Re: Brainstorming: Key Issues from Karen Coyle on 2011-02-22 (public-xg-lld@w3.org from February 2011)

From: Karen Coyle <kcoyle@kcoyle.net>
Date: Tue, 22 Feb 2011 07:11:27 -0800
To: Ross Singer <ross.singer@talis.com>
Cc: "public-xg-lld@w3.org" <public-xg-lld@w3.org>
Message-ID: <20110222071127.51755fnx8a6dt1jz@kcoyle.net>
Great, Ross, thanks.

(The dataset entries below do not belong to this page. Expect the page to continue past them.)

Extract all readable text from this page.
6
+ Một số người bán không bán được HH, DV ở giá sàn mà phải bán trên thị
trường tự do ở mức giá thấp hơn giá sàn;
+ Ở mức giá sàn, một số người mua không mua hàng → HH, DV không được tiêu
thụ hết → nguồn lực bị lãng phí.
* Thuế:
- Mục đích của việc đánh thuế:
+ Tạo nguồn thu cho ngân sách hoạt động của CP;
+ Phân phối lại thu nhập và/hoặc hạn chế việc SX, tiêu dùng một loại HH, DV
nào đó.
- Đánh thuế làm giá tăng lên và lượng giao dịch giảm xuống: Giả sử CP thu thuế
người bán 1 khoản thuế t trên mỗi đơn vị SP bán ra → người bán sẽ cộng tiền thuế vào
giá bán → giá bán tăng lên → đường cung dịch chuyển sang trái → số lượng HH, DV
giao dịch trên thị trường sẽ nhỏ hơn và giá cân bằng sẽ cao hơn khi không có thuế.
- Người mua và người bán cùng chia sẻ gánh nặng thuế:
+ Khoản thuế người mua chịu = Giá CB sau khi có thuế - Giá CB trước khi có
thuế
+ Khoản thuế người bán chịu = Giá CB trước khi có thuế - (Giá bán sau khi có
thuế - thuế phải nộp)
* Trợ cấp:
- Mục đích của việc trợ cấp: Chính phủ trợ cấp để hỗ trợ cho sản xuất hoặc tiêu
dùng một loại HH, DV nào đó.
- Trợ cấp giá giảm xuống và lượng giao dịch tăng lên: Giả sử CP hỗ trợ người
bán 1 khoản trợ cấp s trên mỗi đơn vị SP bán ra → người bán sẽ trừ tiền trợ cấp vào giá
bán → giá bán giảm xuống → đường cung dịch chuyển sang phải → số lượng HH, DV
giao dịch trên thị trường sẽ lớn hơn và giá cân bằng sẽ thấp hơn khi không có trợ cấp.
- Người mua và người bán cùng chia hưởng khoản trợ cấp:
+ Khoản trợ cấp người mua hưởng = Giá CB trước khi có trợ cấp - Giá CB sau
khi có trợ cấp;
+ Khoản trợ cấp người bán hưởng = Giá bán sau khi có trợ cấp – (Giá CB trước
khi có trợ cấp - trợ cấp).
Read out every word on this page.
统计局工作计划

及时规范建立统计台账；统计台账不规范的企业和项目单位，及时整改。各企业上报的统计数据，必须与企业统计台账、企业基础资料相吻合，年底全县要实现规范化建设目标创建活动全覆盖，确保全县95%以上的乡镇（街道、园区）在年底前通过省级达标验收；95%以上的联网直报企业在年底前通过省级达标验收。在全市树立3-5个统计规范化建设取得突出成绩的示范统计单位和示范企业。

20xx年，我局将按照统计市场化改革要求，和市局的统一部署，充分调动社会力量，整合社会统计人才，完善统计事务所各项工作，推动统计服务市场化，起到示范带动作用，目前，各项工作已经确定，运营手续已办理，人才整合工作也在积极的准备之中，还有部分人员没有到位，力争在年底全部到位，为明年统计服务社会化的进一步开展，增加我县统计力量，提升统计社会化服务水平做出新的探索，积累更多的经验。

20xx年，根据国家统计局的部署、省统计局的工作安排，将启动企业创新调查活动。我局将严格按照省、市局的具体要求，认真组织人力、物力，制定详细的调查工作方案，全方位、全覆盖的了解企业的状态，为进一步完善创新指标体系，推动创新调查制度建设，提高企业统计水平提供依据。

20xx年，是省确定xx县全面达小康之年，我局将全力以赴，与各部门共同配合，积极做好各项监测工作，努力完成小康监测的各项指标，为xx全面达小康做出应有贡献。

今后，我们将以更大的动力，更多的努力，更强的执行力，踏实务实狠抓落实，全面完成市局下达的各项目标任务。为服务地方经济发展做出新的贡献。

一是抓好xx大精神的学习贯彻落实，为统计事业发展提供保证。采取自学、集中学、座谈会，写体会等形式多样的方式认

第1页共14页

I think we are getting somewhere.

Looking at the issues section of the report (based on the use cases  
and what we have so far in the discussion) I am ready to begin to  
create some categories. The major themes I see so far (with a few  
sample particulars) are:

Lack of library standards and guidance in this area
  - "When ongologies/metadata schemas/vocabularies overlap, which  
should be used?"
  - Need for study of SKOS for authorities
  - "no community guidance on which technologies and vocabularies to use"

Legacy data
  - Incomplete vocabularies for legacy data
  - Legacy data itself is often text, not data, and does not include  
relationships
  - how will the mass of legacy data be transformed?

Immaturity of Semantic Web at this Time
  - "There is a general sparseness of linkage in the LOD cloud."
  - Over-use or misuse of properties like OWL sameAs
  - Lack of generalized tools for creation and use of LD

Readiness of Library Community (Education)
  - "Publishing Linked Data requires expertise which is often not  
available at institutions..."
  - Changing mental model from "records" to "graphs"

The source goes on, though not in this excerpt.